Will I miss that smug, self-righteous feeling I get whenever I know I’m right and the other person is wrong, oh-so-very-wrong? Perhaps.
On the other hand, not expressing my opinion on every subject has its benefits. For one thing, I’ll save face when later information proves me wrong, which has happened more times than I care to admit.
For another, there’s a societal benefit to taking a more humble approach. This is from a 2017 article from Scientific American:
(…) self-righteousness can be destructive because it reduces our willingness to cooperate or compromise, creates distance between ourselves and others, and can lead to intolerance or even violence. Feelings of moral superiority may play a role in political discord, social conflict, and even terrorism.“Most People Consider Themselves to be Morally Superior”, by Cindi May
Meanwhile, choosing curiosity isn’t just a beauty tip. Research has shown that curiosity makes people happier, less anxious, and gives them a greater sense of well-being.

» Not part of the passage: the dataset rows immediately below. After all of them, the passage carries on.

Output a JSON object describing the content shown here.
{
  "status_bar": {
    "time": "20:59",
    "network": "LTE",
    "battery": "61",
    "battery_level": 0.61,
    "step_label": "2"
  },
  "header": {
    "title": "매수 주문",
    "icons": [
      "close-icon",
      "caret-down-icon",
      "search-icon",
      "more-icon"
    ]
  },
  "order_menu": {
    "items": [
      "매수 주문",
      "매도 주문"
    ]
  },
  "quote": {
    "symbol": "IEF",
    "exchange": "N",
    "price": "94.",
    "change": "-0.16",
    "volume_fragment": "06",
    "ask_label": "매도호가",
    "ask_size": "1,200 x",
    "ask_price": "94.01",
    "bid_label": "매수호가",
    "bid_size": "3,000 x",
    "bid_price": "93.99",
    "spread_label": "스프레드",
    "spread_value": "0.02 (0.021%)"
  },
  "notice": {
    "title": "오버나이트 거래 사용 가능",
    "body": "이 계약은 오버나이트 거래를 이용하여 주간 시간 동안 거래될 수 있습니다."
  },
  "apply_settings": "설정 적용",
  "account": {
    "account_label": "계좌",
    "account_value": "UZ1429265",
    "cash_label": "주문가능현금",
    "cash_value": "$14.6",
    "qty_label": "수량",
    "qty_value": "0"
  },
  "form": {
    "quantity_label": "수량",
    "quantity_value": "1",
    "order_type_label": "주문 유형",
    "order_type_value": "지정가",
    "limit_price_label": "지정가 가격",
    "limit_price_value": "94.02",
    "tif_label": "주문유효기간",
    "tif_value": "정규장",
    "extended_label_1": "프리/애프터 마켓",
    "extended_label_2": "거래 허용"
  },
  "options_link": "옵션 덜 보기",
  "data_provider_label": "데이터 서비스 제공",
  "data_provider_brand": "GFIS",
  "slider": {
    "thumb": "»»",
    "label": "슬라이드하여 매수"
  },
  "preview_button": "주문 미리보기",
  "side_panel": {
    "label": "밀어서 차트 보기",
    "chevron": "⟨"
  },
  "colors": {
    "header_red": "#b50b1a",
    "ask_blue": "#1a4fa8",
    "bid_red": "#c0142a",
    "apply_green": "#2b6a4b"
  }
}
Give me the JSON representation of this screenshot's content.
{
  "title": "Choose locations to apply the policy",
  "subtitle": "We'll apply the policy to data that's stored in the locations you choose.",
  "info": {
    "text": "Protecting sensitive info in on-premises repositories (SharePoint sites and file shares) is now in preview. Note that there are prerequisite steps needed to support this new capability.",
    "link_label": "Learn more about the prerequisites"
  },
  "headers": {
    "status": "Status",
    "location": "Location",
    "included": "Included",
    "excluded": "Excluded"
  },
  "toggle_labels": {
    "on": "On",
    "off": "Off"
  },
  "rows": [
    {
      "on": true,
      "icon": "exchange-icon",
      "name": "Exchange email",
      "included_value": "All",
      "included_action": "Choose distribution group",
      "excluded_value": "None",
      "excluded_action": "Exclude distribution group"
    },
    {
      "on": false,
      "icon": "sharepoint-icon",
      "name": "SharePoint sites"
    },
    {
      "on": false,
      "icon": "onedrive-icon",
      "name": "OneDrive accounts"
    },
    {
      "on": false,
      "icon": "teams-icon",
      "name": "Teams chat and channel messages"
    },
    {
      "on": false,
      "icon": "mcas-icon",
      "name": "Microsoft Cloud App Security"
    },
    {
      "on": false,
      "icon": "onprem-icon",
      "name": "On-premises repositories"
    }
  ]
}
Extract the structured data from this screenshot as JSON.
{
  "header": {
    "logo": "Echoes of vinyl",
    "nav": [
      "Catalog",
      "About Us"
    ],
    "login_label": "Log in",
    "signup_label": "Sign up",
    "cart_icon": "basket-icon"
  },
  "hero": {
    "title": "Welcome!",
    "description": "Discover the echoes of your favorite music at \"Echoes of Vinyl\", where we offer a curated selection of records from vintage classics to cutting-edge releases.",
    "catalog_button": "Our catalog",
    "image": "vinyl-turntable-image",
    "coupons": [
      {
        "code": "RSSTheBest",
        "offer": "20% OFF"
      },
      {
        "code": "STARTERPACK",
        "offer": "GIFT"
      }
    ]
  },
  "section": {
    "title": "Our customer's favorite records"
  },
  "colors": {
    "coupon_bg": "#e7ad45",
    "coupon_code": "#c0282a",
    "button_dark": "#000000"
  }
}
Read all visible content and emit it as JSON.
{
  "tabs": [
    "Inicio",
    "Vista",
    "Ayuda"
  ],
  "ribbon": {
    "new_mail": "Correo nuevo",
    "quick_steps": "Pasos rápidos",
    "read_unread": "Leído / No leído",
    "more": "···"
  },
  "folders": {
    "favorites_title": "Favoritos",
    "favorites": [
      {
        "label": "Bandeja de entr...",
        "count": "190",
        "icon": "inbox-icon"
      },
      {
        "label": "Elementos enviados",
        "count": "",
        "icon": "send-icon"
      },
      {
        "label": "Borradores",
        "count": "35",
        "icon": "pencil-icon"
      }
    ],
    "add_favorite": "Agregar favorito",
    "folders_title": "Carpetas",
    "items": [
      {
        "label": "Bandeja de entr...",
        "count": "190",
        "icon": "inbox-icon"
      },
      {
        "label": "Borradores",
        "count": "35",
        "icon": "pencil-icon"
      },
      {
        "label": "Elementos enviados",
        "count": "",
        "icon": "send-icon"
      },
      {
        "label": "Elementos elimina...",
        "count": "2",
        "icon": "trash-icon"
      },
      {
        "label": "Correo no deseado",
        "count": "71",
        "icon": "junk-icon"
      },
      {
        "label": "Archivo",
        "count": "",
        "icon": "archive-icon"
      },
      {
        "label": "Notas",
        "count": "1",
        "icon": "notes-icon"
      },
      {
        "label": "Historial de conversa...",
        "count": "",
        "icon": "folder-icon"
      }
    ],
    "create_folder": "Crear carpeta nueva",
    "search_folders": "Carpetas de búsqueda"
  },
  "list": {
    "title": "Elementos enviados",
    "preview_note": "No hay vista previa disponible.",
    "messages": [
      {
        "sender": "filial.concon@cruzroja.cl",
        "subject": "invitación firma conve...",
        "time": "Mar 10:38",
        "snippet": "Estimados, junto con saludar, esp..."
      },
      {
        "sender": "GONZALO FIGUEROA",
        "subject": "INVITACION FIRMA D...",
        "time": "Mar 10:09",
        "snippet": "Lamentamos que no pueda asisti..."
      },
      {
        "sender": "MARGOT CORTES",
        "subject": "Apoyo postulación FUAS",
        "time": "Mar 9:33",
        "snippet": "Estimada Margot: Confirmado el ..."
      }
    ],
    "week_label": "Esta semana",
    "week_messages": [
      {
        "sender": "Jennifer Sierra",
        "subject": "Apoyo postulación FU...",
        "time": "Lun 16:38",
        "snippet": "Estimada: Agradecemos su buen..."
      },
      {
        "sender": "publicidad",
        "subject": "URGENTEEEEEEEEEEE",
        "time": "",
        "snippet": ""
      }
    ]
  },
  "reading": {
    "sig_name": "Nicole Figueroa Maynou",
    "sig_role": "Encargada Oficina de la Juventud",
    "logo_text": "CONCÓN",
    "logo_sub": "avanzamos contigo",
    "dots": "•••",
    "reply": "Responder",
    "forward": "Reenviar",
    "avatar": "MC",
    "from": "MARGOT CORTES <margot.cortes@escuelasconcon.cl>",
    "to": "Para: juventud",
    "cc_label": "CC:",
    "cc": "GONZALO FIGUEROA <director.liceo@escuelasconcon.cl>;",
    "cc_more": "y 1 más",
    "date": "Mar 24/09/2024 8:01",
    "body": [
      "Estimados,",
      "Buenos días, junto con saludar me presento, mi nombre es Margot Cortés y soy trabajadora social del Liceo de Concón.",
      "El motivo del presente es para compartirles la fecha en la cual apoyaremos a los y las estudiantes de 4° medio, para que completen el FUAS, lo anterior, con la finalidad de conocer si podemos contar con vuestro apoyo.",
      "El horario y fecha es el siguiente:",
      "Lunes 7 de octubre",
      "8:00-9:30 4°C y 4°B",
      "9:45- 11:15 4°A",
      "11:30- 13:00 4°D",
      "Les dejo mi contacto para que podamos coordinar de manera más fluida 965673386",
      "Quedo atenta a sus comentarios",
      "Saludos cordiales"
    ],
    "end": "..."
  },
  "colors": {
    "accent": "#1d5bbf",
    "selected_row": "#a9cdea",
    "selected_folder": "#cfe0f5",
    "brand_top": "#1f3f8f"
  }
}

I’m willing to give it a shot. Just consider how much I’ll save in eye cream!
And thus ends our ramblings for today. Until next time, be well my friends.
Bad Theology Spotlight
I fully realize I’m judging here, but I couldn’t let this one go:
Worth a Listen…
From Freakonomics: How can we Break our Addiction to Contempt? — with guest Arthur Brooks, an economist who once headed an influential conservative thinktank. (If that turns you off, you need to listen even more.)
From Maintenance Phase: The Anti-Fat Bias – This podcast is a recent find and I’ve been digging through their archives. They spend their time debunking health fads, wellness scams and dodgy nutrition advice. This particular episode is a must, according to their show notes: “Anyone interested in body positivity, airline seats, ‘skinny shaming’ or the sugar content of melons is legally obligated to join us.”
I never get tired of watching Ze Frank’s videos. Whether it’s his Sad Dog Diary or Cats in Therapy, you’re always in for a good time. My personal favorites are his True Facts. They’re like nature shows, but with a comedic touch.
Here’s one he did on Wild Pigs – even if you don’t want to watch the whole thing, do yourself a favor and watch the first 40 seconds or so.
He did a recent one on the Mosquito – give it a watch if you’ve ever wondered what the point of a mosquito is. (And try not to judge.)
Bad Joke Monday
With Halloween quickly approaching, we dove into our archives for this one.
WD of WD Fyfe (currently on hiatus) gave us this for inspiration: What do you call two witches who live together? Broommates!